Kowalski wohnte neben mir, ich hörte ihn rastlos auf und ab gehen. Schon um sieben Uhr saß der Husar beim Frühstück und wartete auf uns.

  „Wir fahren!“ sagte er, kaum dass der Kaffee auf dem Tisch stand.

  „So früh besucht man keine Leute“, sagte mein Onkel, „nicht in Hamburg, und schon gar nicht an der Elbchaussee.“

  „In Hamburg sagt man, wer sich vor zehn Uhr auf der Straße sehen lässt, hat’s zu nichts gebracht“, ergänzte ich nicht ohne einen gewissen Stolz, da dieser Grundsatz ja auch für mich galt.

  Der Husar war an Redensarten nicht interessiert. „Wann also? Sofort?“

  Es half nichts, wir mussten los. Kowalskis Uniform steckte in einem Koffer, den ihm Nell geborgt hatte. Den Säbel hatte der Husar in einen Bettvorleger eingerollt. Onkel Johnny pfiff eine Droschke heran, und wir ratterten los. Nach ein paar Metern mussten wir anhalten, um eine andere Kutsche vorbeizulassen, und wer lümmelte drin? Wandrahm-Willy und Wacko Brett. Vom Bock grinsten Ben der Bremser und Diet der Dorsch auf uns herunter. In flotter Fahrt rollten die Gangster Richtung Elbbrücken.

  „Was waren das für Leute?“ erkundigte sich Kowalski. Wir sagten es ihm, und er reagierte mit dem gewohnten Kommentar: „Vermaletrackte Kerle!“

  Durch die Hauptstraßen rollten Fuhrwerke dicht an dicht, unser Husar wurde wild und wollte in der Esplanade auf den Kutschbock klettern, kaum dass Johnny ihn zurückhalten konnte.

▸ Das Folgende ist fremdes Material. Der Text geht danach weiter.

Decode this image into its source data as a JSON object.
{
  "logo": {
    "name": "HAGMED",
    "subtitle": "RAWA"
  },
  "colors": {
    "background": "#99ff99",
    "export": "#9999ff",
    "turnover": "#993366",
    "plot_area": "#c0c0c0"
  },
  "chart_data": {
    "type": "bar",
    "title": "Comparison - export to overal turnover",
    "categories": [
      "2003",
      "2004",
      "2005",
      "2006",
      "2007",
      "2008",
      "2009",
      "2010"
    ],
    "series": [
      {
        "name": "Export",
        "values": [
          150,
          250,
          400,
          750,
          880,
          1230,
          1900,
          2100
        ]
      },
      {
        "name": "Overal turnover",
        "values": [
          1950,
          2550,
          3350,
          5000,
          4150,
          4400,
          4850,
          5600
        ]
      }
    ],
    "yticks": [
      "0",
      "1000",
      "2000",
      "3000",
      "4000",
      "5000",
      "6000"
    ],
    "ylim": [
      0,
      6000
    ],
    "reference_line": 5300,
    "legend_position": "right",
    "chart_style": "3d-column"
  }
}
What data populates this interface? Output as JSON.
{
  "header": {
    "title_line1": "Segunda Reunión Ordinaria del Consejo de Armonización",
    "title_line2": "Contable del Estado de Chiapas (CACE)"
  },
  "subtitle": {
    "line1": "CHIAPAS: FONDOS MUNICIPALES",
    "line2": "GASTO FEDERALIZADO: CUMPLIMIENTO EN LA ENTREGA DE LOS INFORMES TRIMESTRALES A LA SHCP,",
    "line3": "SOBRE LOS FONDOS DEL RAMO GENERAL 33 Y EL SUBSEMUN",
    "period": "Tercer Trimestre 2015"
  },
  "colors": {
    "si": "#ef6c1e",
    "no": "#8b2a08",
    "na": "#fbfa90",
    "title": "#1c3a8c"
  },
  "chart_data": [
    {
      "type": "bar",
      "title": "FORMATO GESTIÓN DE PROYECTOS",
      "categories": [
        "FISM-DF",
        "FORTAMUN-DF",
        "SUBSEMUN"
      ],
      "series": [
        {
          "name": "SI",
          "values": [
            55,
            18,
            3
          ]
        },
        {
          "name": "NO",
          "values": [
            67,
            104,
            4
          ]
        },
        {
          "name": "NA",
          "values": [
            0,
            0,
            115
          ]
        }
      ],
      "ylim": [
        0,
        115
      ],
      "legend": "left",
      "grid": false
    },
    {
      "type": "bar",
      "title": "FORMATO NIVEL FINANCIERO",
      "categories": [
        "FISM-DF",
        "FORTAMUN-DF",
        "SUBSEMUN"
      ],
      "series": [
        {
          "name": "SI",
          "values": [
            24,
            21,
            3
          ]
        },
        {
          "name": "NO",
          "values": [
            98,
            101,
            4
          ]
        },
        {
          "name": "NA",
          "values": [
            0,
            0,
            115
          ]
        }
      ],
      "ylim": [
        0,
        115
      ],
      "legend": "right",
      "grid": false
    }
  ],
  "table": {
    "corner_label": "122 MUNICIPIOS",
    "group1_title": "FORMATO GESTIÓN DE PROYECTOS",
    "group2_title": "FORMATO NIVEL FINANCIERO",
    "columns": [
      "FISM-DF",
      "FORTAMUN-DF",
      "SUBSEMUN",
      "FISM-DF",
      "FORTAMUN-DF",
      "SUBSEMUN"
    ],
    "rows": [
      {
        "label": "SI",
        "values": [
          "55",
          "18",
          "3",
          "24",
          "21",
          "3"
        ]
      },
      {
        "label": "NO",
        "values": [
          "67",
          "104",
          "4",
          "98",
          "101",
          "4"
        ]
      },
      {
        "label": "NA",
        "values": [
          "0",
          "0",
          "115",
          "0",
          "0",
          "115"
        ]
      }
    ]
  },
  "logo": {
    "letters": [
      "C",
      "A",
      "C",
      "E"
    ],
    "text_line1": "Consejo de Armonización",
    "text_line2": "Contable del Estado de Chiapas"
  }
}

  „Ich kann besser als diese Schlafmütz“, zürnte Kowalski, „fuhr Sechsergespanne für die Artillerie, da geht’s voran, Hurra ob Stock ob Stein!“

  Als wir nach einer Stunde endlich in die Einfahrt zum Palazzo abbogen, sahen wir dort ein Dutzend Kutschen aller Größen.

  „Vielleicht Empfang?“ rätselte Kowalski, klappte den Koffer auf und kletterte in seine Uniform.

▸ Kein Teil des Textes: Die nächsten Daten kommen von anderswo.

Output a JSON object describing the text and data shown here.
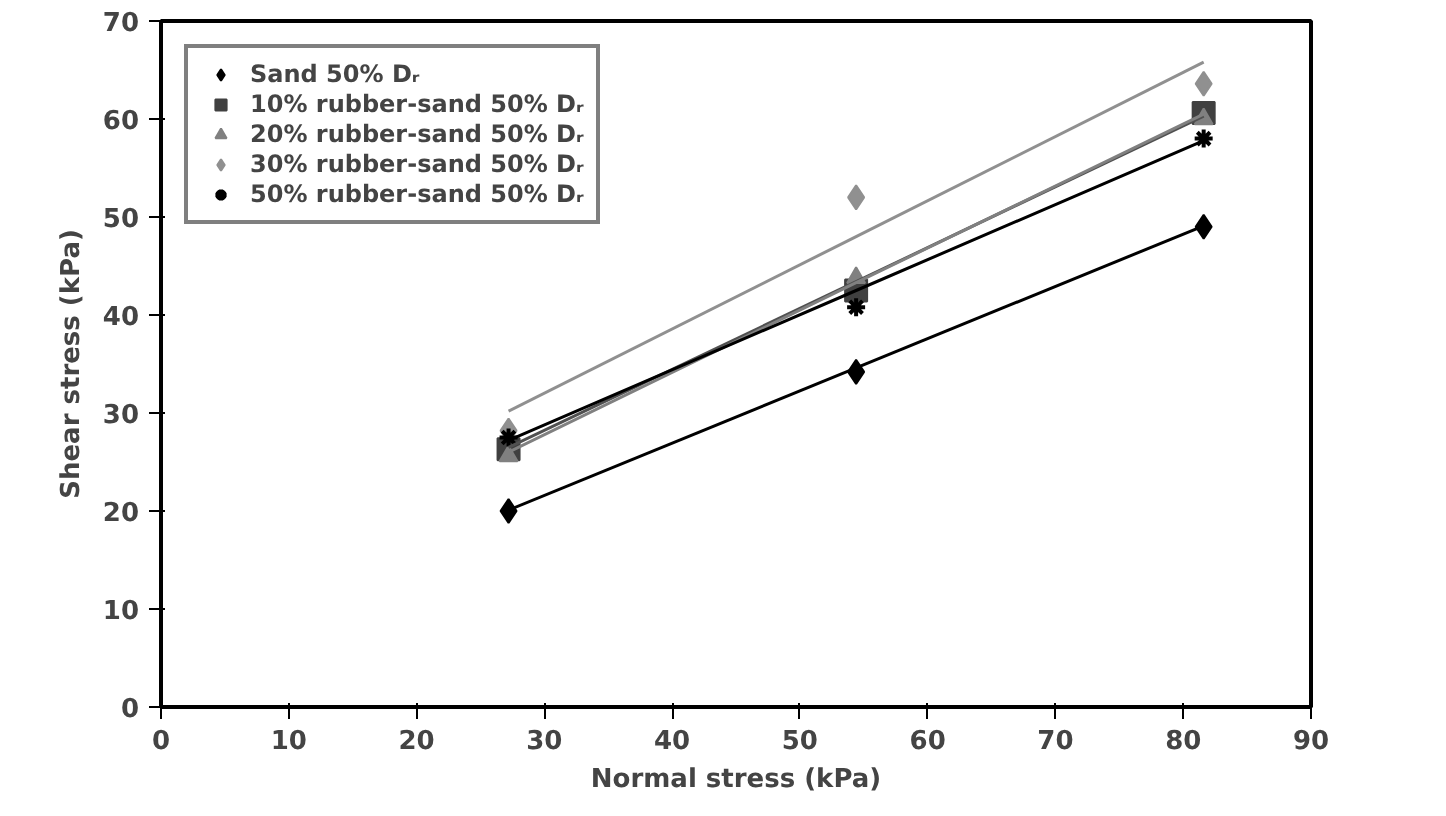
{
  "chart_data": {
    "type": "scatter",
    "xlabel": "Normal stress (kPa)",
    "ylabel": "Shear stress (kPa)",
    "x": [
      27.2,
      54.4,
      81.6
    ],
    "xlim": [
      0,
      90
    ],
    "xticks": [
      0,
      10,
      20,
      30,
      40,
      50,
      60,
      70,
      80,
      90
    ],
    "ylim": [
      0,
      70
    ],
    "yticks": [
      0,
      10,
      20,
      30,
      40,
      50,
      60,
      70
    ],
    "grid": false,
    "legend": "top left",
    "series": [
      {
        "name": "Sand 50% Dᵣ",
        "color": "#000000",
        "marker": "diamond",
        "values": [
          20,
          34.2,
          49
        ]
      },
      {
        "name": "10% rubber-sand 50% Dᵣ",
        "color": "#404040",
        "marker": "square",
        "values": [
          26.3,
          42.5,
          60.6
        ]
      },
      {
        "name": "20% rubber-sand 50% Dᵣ",
        "color": "#808080",
        "marker": "triangle",
        "values": [
          25.6,
          43.8,
          60
        ]
      },
      {
        "name": "30% rubber-sand 50% Dᵣ",
        "color": "#909090",
        "marker": "diamond",
        "values": [
          28.2,
          52,
          63.6
        ]
      },
      {
        "name": "50% rubber-sand 50% Dᵣ",
        "color": "#000000",
        "marker": "cross",
        "values": [
          27.5,
          40.8,
          58
        ]
      },
      {
        "type": "line",
        "color": "#000000",
        "values": [
          20.1,
          34.6,
          49.1
        ]
      },
      {
        "type": "line",
        "color": "#505050",
        "values": [
          26.5,
          43.4,
          60.3
        ]
      },
      {
        "type": "line",
        "color": "#808080",
        "values": [
          26,
          43.3,
          60.5
        ]
      },
      {
        "type": "line",
        "color": "#909090",
        "values": [
          30.2,
          48,
          65.8
        ]
      },
      {
        "type": "line",
        "color": "#000000",
        "values": [
          27.2,
          42.5,
          57.8
        ]
      }
    ]
  }
}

  „So früh gibt man keine Empfänge“, sagte mein Onkel und zerrte mich hinaus, denn der Pole kleidete sich nach Soldatenart ziemlich ungeniert um. „Nicht in Hamburg, und schon gar nicht an der Elbchaussee.“

  „Es sei denn, man hat zu nichts gebracht“, knurrte Kowalski.

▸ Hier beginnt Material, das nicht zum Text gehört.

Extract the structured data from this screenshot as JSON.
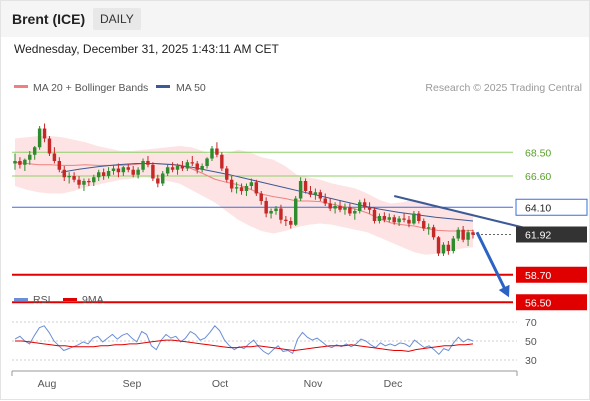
{
  "header": {
    "instrument": "Brent (ICE)",
    "timeframe": "DAILY"
  },
  "datetime": "Wednesday, December 31, 2025 1:43:11 AM CET",
  "legend": {
    "bollinger": {
      "label": "MA 20 + Bollinger Bands",
      "color": "#f08080"
    },
    "ma50": {
      "label": "MA 50",
      "color": "#3c5a96"
    }
  },
  "credit": "Research © 2025 Trading Central",
  "chart_data": {
    "type": "candlestick",
    "x_ticks": [
      "Aug",
      "Sep",
      "Oct",
      "Nov",
      "Dec"
    ],
    "price_ylim": [
      56.0,
      71.0
    ],
    "candles": [
      {
        "o": 67.6,
        "h": 68.4,
        "l": 67.1,
        "c": 67.8
      },
      {
        "o": 67.8,
        "h": 68.1,
        "l": 67.2,
        "c": 67.5
      },
      {
        "o": 67.5,
        "h": 68.0,
        "l": 67.0,
        "c": 67.9
      },
      {
        "o": 67.9,
        "h": 68.6,
        "l": 67.5,
        "c": 68.3
      },
      {
        "o": 68.3,
        "h": 69.0,
        "l": 67.9,
        "c": 68.9
      },
      {
        "o": 68.9,
        "h": 70.6,
        "l": 68.7,
        "c": 70.4
      },
      {
        "o": 70.4,
        "h": 70.8,
        "l": 69.3,
        "c": 69.6
      },
      {
        "o": 69.6,
        "h": 69.8,
        "l": 68.2,
        "c": 68.4
      },
      {
        "o": 68.4,
        "h": 68.9,
        "l": 67.6,
        "c": 67.8
      },
      {
        "o": 67.8,
        "h": 68.1,
        "l": 66.9,
        "c": 67.1
      },
      {
        "o": 67.1,
        "h": 67.4,
        "l": 66.2,
        "c": 66.5
      },
      {
        "o": 66.5,
        "h": 66.9,
        "l": 66.0,
        "c": 66.6
      },
      {
        "o": 66.6,
        "h": 66.9,
        "l": 66.1,
        "c": 66.3
      },
      {
        "o": 66.3,
        "h": 66.6,
        "l": 65.6,
        "c": 65.9
      },
      {
        "o": 65.9,
        "h": 66.4,
        "l": 65.4,
        "c": 66.2
      },
      {
        "o": 66.2,
        "h": 66.4,
        "l": 65.8,
        "c": 66.1
      },
      {
        "o": 66.1,
        "h": 66.7,
        "l": 65.8,
        "c": 66.5
      },
      {
        "o": 66.5,
        "h": 67.1,
        "l": 66.2,
        "c": 66.9
      },
      {
        "o": 66.9,
        "h": 67.2,
        "l": 66.3,
        "c": 66.6
      },
      {
        "o": 66.6,
        "h": 67.3,
        "l": 66.4,
        "c": 67.0
      },
      {
        "o": 67.0,
        "h": 67.5,
        "l": 66.7,
        "c": 67.2
      },
      {
        "o": 67.2,
        "h": 67.6,
        "l": 66.5,
        "c": 66.9
      },
      {
        "o": 66.9,
        "h": 67.4,
        "l": 66.6,
        "c": 67.3
      },
      {
        "o": 67.3,
        "h": 67.6,
        "l": 66.9,
        "c": 67.1
      },
      {
        "o": 67.1,
        "h": 67.4,
        "l": 66.5,
        "c": 66.7
      },
      {
        "o": 66.7,
        "h": 67.3,
        "l": 66.4,
        "c": 67.1
      },
      {
        "o": 67.1,
        "h": 68.0,
        "l": 66.9,
        "c": 67.8
      },
      {
        "o": 67.8,
        "h": 68.2,
        "l": 67.3,
        "c": 67.5
      },
      {
        "o": 67.5,
        "h": 67.7,
        "l": 66.2,
        "c": 66.4
      },
      {
        "o": 66.4,
        "h": 66.7,
        "l": 65.7,
        "c": 66.0
      },
      {
        "o": 66.0,
        "h": 67.0,
        "l": 65.8,
        "c": 66.8
      },
      {
        "o": 66.8,
        "h": 67.5,
        "l": 66.6,
        "c": 67.3
      },
      {
        "o": 67.3,
        "h": 67.7,
        "l": 66.9,
        "c": 67.1
      },
      {
        "o": 67.1,
        "h": 67.6,
        "l": 66.7,
        "c": 67.4
      },
      {
        "o": 67.4,
        "h": 67.8,
        "l": 67.0,
        "c": 67.2
      },
      {
        "o": 67.2,
        "h": 67.9,
        "l": 67.0,
        "c": 67.7
      },
      {
        "o": 67.7,
        "h": 68.2,
        "l": 67.4,
        "c": 67.6
      },
      {
        "o": 67.6,
        "h": 67.8,
        "l": 66.8,
        "c": 67.1
      },
      {
        "o": 67.1,
        "h": 67.6,
        "l": 66.9,
        "c": 67.4
      },
      {
        "o": 67.4,
        "h": 68.1,
        "l": 67.2,
        "c": 68.0
      },
      {
        "o": 68.0,
        "h": 69.0,
        "l": 67.8,
        "c": 68.8
      },
      {
        "o": 68.8,
        "h": 69.3,
        "l": 68.1,
        "c": 68.3
      },
      {
        "o": 68.3,
        "h": 68.5,
        "l": 67.0,
        "c": 67.2
      },
      {
        "o": 67.2,
        "h": 67.4,
        "l": 66.1,
        "c": 66.3
      },
      {
        "o": 66.3,
        "h": 66.6,
        "l": 65.3,
        "c": 65.6
      },
      {
        "o": 65.6,
        "h": 66.1,
        "l": 65.2,
        "c": 65.7
      },
      {
        "o": 65.7,
        "h": 66.0,
        "l": 65.1,
        "c": 65.4
      },
      {
        "o": 65.4,
        "h": 66.0,
        "l": 65.0,
        "c": 65.8
      },
      {
        "o": 65.8,
        "h": 66.4,
        "l": 65.5,
        "c": 66.1
      },
      {
        "o": 66.1,
        "h": 66.3,
        "l": 65.0,
        "c": 65.2
      },
      {
        "o": 65.2,
        "h": 65.4,
        "l": 64.3,
        "c": 64.6
      },
      {
        "o": 64.6,
        "h": 64.9,
        "l": 63.3,
        "c": 63.6
      },
      {
        "o": 63.6,
        "h": 64.0,
        "l": 63.2,
        "c": 63.8
      },
      {
        "o": 63.8,
        "h": 64.2,
        "l": 63.5,
        "c": 64.0
      },
      {
        "o": 64.0,
        "h": 64.3,
        "l": 62.8,
        "c": 63.1
      },
      {
        "o": 63.1,
        "h": 63.4,
        "l": 62.6,
        "c": 63.0
      },
      {
        "o": 63.0,
        "h": 63.3,
        "l": 62.4,
        "c": 62.7
      },
      {
        "o": 62.7,
        "h": 65.0,
        "l": 62.6,
        "c": 64.8
      },
      {
        "o": 64.8,
        "h": 66.5,
        "l": 64.6,
        "c": 66.2
      },
      {
        "o": 66.2,
        "h": 66.4,
        "l": 65.2,
        "c": 65.4
      },
      {
        "o": 65.4,
        "h": 65.8,
        "l": 64.9,
        "c": 65.1
      },
      {
        "o": 65.1,
        "h": 65.6,
        "l": 64.7,
        "c": 65.3
      },
      {
        "o": 65.3,
        "h": 65.5,
        "l": 64.6,
        "c": 64.8
      },
      {
        "o": 64.8,
        "h": 65.2,
        "l": 64.2,
        "c": 64.4
      },
      {
        "o": 64.4,
        "h": 64.8,
        "l": 63.8,
        "c": 64.0
      },
      {
        "o": 64.0,
        "h": 64.5,
        "l": 63.6,
        "c": 64.2
      },
      {
        "o": 64.2,
        "h": 64.6,
        "l": 63.7,
        "c": 63.9
      },
      {
        "o": 63.9,
        "h": 64.4,
        "l": 63.5,
        "c": 64.1
      },
      {
        "o": 64.1,
        "h": 64.4,
        "l": 63.4,
        "c": 63.6
      },
      {
        "o": 63.6,
        "h": 64.0,
        "l": 63.1,
        "c": 63.8
      },
      {
        "o": 63.8,
        "h": 64.7,
        "l": 63.6,
        "c": 64.5
      },
      {
        "o": 64.5,
        "h": 64.8,
        "l": 63.9,
        "c": 64.1
      },
      {
        "o": 64.1,
        "h": 64.5,
        "l": 63.6,
        "c": 63.9
      },
      {
        "o": 63.9,
        "h": 64.1,
        "l": 62.8,
        "c": 63.0
      },
      {
        "o": 63.0,
        "h": 63.6,
        "l": 62.8,
        "c": 63.4
      },
      {
        "o": 63.4,
        "h": 63.7,
        "l": 62.9,
        "c": 63.1
      },
      {
        "o": 63.1,
        "h": 63.6,
        "l": 62.9,
        "c": 63.3
      },
      {
        "o": 63.3,
        "h": 63.5,
        "l": 62.7,
        "c": 62.9
      },
      {
        "o": 62.9,
        "h": 63.4,
        "l": 62.6,
        "c": 63.2
      },
      {
        "o": 63.2,
        "h": 63.6,
        "l": 62.9,
        "c": 63.1
      },
      {
        "o": 63.1,
        "h": 63.4,
        "l": 62.5,
        "c": 62.8
      },
      {
        "o": 62.8,
        "h": 63.8,
        "l": 62.7,
        "c": 63.6
      },
      {
        "o": 63.6,
        "h": 63.8,
        "l": 62.8,
        "c": 63.0
      },
      {
        "o": 63.0,
        "h": 63.2,
        "l": 62.2,
        "c": 62.4
      },
      {
        "o": 62.4,
        "h": 62.8,
        "l": 61.9,
        "c": 62.5
      },
      {
        "o": 62.5,
        "h": 62.7,
        "l": 61.5,
        "c": 61.7
      },
      {
        "o": 61.7,
        "h": 61.8,
        "l": 60.2,
        "c": 60.4
      },
      {
        "o": 60.4,
        "h": 61.3,
        "l": 60.2,
        "c": 61.1
      },
      {
        "o": 61.1,
        "h": 61.4,
        "l": 60.3,
        "c": 60.6
      },
      {
        "o": 60.6,
        "h": 61.8,
        "l": 60.4,
        "c": 61.6
      },
      {
        "o": 61.6,
        "h": 62.5,
        "l": 61.4,
        "c": 62.3
      },
      {
        "o": 62.3,
        "h": 62.6,
        "l": 61.3,
        "c": 61.5
      },
      {
        "o": 61.5,
        "h": 62.3,
        "l": 61.0,
        "c": 62.1
      },
      {
        "o": 62.1,
        "h": 62.3,
        "l": 61.6,
        "c": 61.9
      }
    ],
    "bollinger": {
      "upper": [
        69.6,
        69.7,
        69.8,
        69.8,
        69.7,
        69.5,
        69.3,
        69.0,
        68.8,
        68.6,
        68.6,
        68.7,
        68.8,
        68.9,
        69.0,
        68.9,
        68.6,
        68.2,
        68.4,
        68.7,
        68.5,
        68.1,
        67.9,
        67.4,
        66.7,
        66.5,
        66.3,
        66.0,
        65.8,
        65.6,
        65.2,
        64.7,
        64.4,
        64.5,
        64.7,
        64.5,
        64.1,
        63.8,
        63.6,
        63.6
      ],
      "lower": [
        65.8,
        65.5,
        65.3,
        65.2,
        65.2,
        65.4,
        65.7,
        65.9,
        66.1,
        66.3,
        66.4,
        66.5,
        66.4,
        66.2,
        66.0,
        65.5,
        65.0,
        64.5,
        63.8,
        63.1,
        62.6,
        62.2,
        62.0,
        62.2,
        62.5,
        62.7,
        62.8,
        62.7,
        62.5,
        62.3,
        62.1,
        61.7,
        61.3,
        60.9,
        60.5,
        60.3,
        60.4,
        60.6,
        60.8,
        60.9
      ],
      "middle": [
        67.7,
        67.6,
        67.5,
        67.5,
        67.45,
        67.45,
        67.5,
        67.45,
        67.45,
        67.45,
        67.5,
        67.6,
        67.6,
        67.55,
        67.5,
        67.2,
        66.8,
        66.35,
        66.1,
        65.9,
        65.55,
        65.15,
        64.95,
        64.8,
        64.6,
        64.6,
        64.55,
        64.35,
        64.15,
        63.95,
        63.65,
        63.2,
        62.85,
        62.7,
        62.6,
        62.4,
        62.25,
        62.2,
        62.2,
        62.25
      ]
    },
    "ma50": [
      66.9,
      67.15,
      67.35,
      67.5,
      67.6,
      67.6,
      67.5,
      67.3,
      67.0,
      66.7,
      66.35,
      66.0,
      65.65,
      65.3,
      64.95,
      64.6,
      64.25,
      63.95,
      63.7,
      63.5,
      63.3,
      63.15,
      63.0
    ],
    "levels": [
      {
        "value": 68.5,
        "label": "68.50",
        "kind": "resistance"
      },
      {
        "value": 66.6,
        "label": "66.60",
        "kind": "resistance"
      },
      {
        "value": 64.1,
        "label": "64.10",
        "kind": "pivot"
      },
      {
        "value": 61.92,
        "label": "61.92",
        "kind": "last"
      },
      {
        "value": 58.7,
        "label": "58.70",
        "kind": "support"
      },
      {
        "value": 56.5,
        "label": "56.50",
        "kind": "support"
      }
    ],
    "trendline": {
      "from_candle": 77,
      "from_value": 65.0,
      "to_candle": 104,
      "to_value": 62.4
    },
    "projection": {
      "from_value": 62.1,
      "to_value": 56.9
    },
    "rsi": {
      "ticks": [
        70,
        50,
        30
      ],
      "ylim": [
        25,
        75
      ],
      "legend": {
        "rsi": "RSI",
        "ma": "9MA"
      },
      "rsi_values": [
        52,
        55,
        50,
        47,
        56,
        64,
        66,
        59,
        50,
        45,
        40,
        42,
        44,
        46,
        49,
        47,
        53,
        55,
        49,
        53,
        57,
        52,
        56,
        58,
        53,
        49,
        60,
        57,
        45,
        41,
        51,
        57,
        53,
        55,
        49,
        53,
        60,
        57,
        51,
        53,
        59,
        66,
        61,
        51,
        45,
        41,
        44,
        42,
        47,
        51,
        44,
        39,
        36,
        41,
        45,
        39,
        40,
        37,
        52,
        59,
        54,
        51,
        53,
        49,
        45,
        43,
        46,
        44,
        47,
        44,
        47,
        52,
        50,
        46,
        43,
        48,
        45,
        47,
        45,
        48,
        47,
        44,
        51,
        47,
        43,
        45,
        41,
        36,
        42,
        40,
        48,
        54,
        49,
        52,
        50
      ],
      "ma_values": [
        50,
        50,
        49,
        48,
        47,
        46,
        45,
        45,
        44,
        44,
        44,
        44,
        45,
        45,
        46,
        46,
        47,
        47,
        48,
        49,
        50,
        51,
        51,
        50,
        49,
        48,
        47,
        46,
        45,
        44,
        43,
        43,
        44,
        44,
        45,
        44,
        43,
        42,
        41,
        40,
        41,
        42,
        43,
        44,
        45,
        45,
        45,
        46,
        45,
        44,
        43,
        42,
        41,
        40,
        40,
        39,
        41,
        42,
        43,
        44,
        45,
        45,
        46,
        46,
        47
      ]
    }
  }
}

  Als er wieder Husar war, stieg er aus und ließ den Säbel ein paar Mal durch die Luft sausen. Der Kutscher staunte nicht schlecht. Mein Onkel befahl ihm, zu warten, und wir marschierten zum Eingang. Kowalski ließ den Ring auf den Messing knallen. Die weißbehaubte Haushälterin öffnete. Ich schob mich hinter meinen Onkel, obwohl ich ziemlich sicher war, dass sie mich nicht erkennen würde.

  „Sie wünschen?“

  „Meine Schwester!“ herrschte der Husar sie an.

  „Wie bitte?“

  „Leutnant Kowalski und seine Braut möchten gern seine kleine Schwester besuchen“, sagte mein Onkel unter zweckmäßiger Beförderung  des Husaren und meiner Wenigkeit. „Uns wurde mitgeteilt, dass sie gestern hier eingetroffen ist. In Begleitung von Frau Lida Saati, der berühmten Opernsängerin.“

  Das wirkte, aber leider kam es anders, als wir gehofft hatten. „Bedaure“, sagte die Haushälterin. „Die Damen sind nicht anwesend.“

  „Was soll das heißen?“ fragte Kowalski drohend.

 „Sie sind ausgefahren.“

 Ich lugte über Onkel Johnnys Schulter. In der zedernholzgetäfelten Halle packten wohlgekleidete Mamsells teure Plünnen in Pappschachteln.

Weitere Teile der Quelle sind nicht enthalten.